South Koreans seem at ease with this dichotomy, taking North Korean anti-U.S. rhetoric and military posturing in stride in an atmosphere of care-free prosperity.

THE BEDROCK for North Korea’s burgeoning tourism is a collection of crags that seem to reach skyward like fingers pressed in prayer. Mile-high Birobong Peak caps this Yosemite-esque experience.

The brochure for Mount Kumgang shows colorful photos in every season, but even in a chilly drizzle the three-hour trek was breathtaking. A river spilled down the narrow canyon to collect in crystal green pools.

“The water is pure and clear,” observed Yong-Sik Im, 41, who came to the mountain with 31 other residents of Namgu village. He recalled singing a song about Mount Kumgang as a schoolboy and always longed to visit.

South Korean hikers here are essentially pilgrims.

At Kumgang they see harmonious manifestations of heaven, earth and water, symbolized on the national flag. The mountain’s yin-yang mix of strength and fluidity has even inspired some movements in the Korean martial art of tae kwon do.

Byun said most South Koreans hope to visit this spot at least once before they die. More than 1.4 million have come since 1998, with a highway route open since 2003.

The site has also been used for meetings arranged by the Red Cross between family members separated by the border. Special accommodations for those families are due to open next year.

THE NORTH KOREAN security guards and snack vendors we met along the trail were polite, if cool, and talked little about their lifestyles except to say they are satisfied.

The exception was one particularly articulate female worker, obviously briefed on the six-nation nuclear talks and other current events, who criticized the United States for aggression. At least one North Korean said the United States deserved the Sept. 11, 2001, attacks because of chronic warmongering.

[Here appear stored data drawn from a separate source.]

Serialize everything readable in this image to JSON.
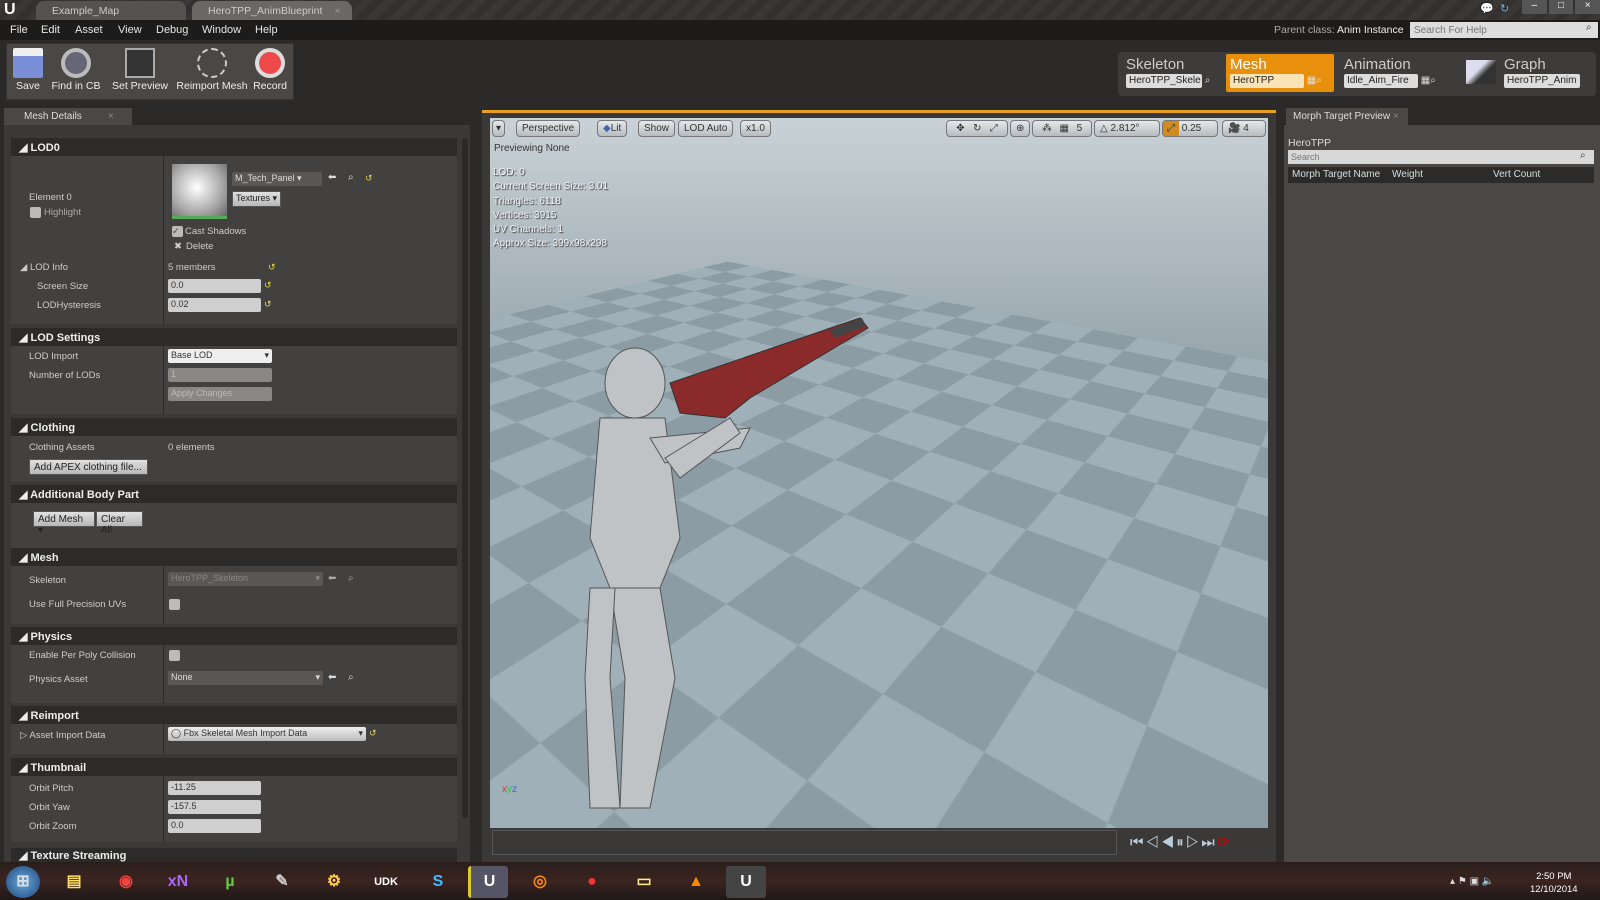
{
  "window": {
    "tabs": [
      "Example_Map",
      "HeroTPP_AnimBlueprint"
    ]
  },
  "menu": [
    "File",
    "Edit",
    "Asset",
    "View",
    "Debug",
    "Window",
    "Help"
  ],
  "parent_class": {
    "label": "Parent class:",
    "value": "Anim Instance"
  },
  "help_search": {
    "placeholder": "Search For Help"
  },
  "toolbar": [
    {
      "label": "Save",
      "icon": "save-icon"
    },
    {
      "label": "Find in CB",
      "icon": "find-icon"
    },
    {
      "label": "Set Preview",
      "icon": "set-preview-icon"
    },
    {
      "label": "Reimport Mesh",
      "icon": "reimport-icon"
    },
    {
      "label": "Record",
      "icon": "record-icon"
    }
  ],
  "modes": [
    {
      "title": "Skeleton",
      "field": "HeroTPP_Skele"
    },
    {
      "title": "Mesh",
      "field": "HeroTPP",
      "active": true
    },
    {
      "title": "Animation",
      "field": "Idle_Aim_Fire"
    },
    {
      "title": "Graph",
      "field": "HeroTPP_Anim"
    }
  ],
  "accent": "#e8900c",
  "details": {
    "tab": "Mesh Details",
    "lod0": {
      "title": "LOD0",
      "element": "Element 0",
      "highlight": "Highlight",
      "material": "M_Tech_Panel",
      "textures": "Textures",
      "cast_shadows": "Cast Shadows",
      "delete": "Delete",
      "lod_info": "LOD Info",
      "members": "5 members",
      "screen_size_label": "Screen Size",
      "screen_size": "0.0",
      "hyst_label": "LODHysteresis",
      "hyst": "0.02"
    },
    "lod_settings": {
      "title": "LOD Settings",
      "import_label": "LOD Import",
      "import_value": "Base LOD",
      "num_label": "Number of LODs",
      "num_value": "1",
      "apply": "Apply Changes"
    },
    "clothing": {
      "title": "Clothing",
      "assets_label": "Clothing Assets",
      "assets_value": "0 elements",
      "add": "Add APEX clothing file..."
    },
    "body": {
      "title": "Additional Body Part",
      "add_mesh": "Add Mesh",
      "clear": "Clear All"
    },
    "mesh": {
      "title": "Mesh",
      "skeleton_label": "Skeleton",
      "skeleton_value": "HeroTPP_Skeleton",
      "uv_label": "Use Full Precision UVs"
    },
    "physics": {
      "title": "Physics",
      "poly_label": "Enable Per Poly Collision",
      "asset_label": "Physics Asset",
      "asset_value": "None"
    },
    "reimport": {
      "title": "Reimport",
      "label": "Asset Import Data",
      "value": "Fbx Skeletal Mesh Import Data"
    },
    "thumbnail": {
      "title": "Thumbnail",
      "pitch_label": "Orbit Pitch",
      "pitch": "-11.25",
      "yaw_label": "Orbit Yaw",
      "yaw": "-157.5",
      "zoom_label": "Orbit Zoom",
      "zoom": "0.0"
    },
    "streaming": {
      "title": "Texture Streaming"
    }
  },
  "viewport": {
    "buttons": [
      "Perspective",
      "Lit",
      "Show",
      "LOD Auto",
      "x1.0"
    ],
    "grid_snap": "5",
    "rot_snap": "2.812°",
    "scale_snap": "0.25",
    "cam_speed": "4",
    "previewing": "Previewing None",
    "stats": [
      "LOD: 0",
      "Current Screen Size: 3.01",
      "Triangles: 6118",
      "Vertices: 3915",
      "UV Channels: 1",
      "Approx Size: 399x98x298"
    ]
  },
  "morph": {
    "tab": "Morph Target Preview",
    "mesh": "HeroTPP",
    "search_placeholder": "Search",
    "columns": [
      "Morph Target Name",
      "Weight",
      "Vert Count"
    ]
  },
  "taskbar": {
    "time": "2:50 PM",
    "date": "12/10/2014"
  }
}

Most of the North Korean workers, including the waitresses at the Okryukwan restaurant, where lunch was served after the hike, refused to be photographed. But over this caution hovered a palpable aura of promise.

Maybe it arises from the $400 million that Hyundai Asan has already spent on development above the $1 billion for rights.

About 1,500 people make a living here: 95 with Hyundai Asan, another 162 with other South Korean companies, about 780 North Koreans and 450 ethnic Koreans recruited by the North Koreans in China.

But don’t try to spend your South Korean currency in the North Korean shops.

Only U.S. dollars are accepted.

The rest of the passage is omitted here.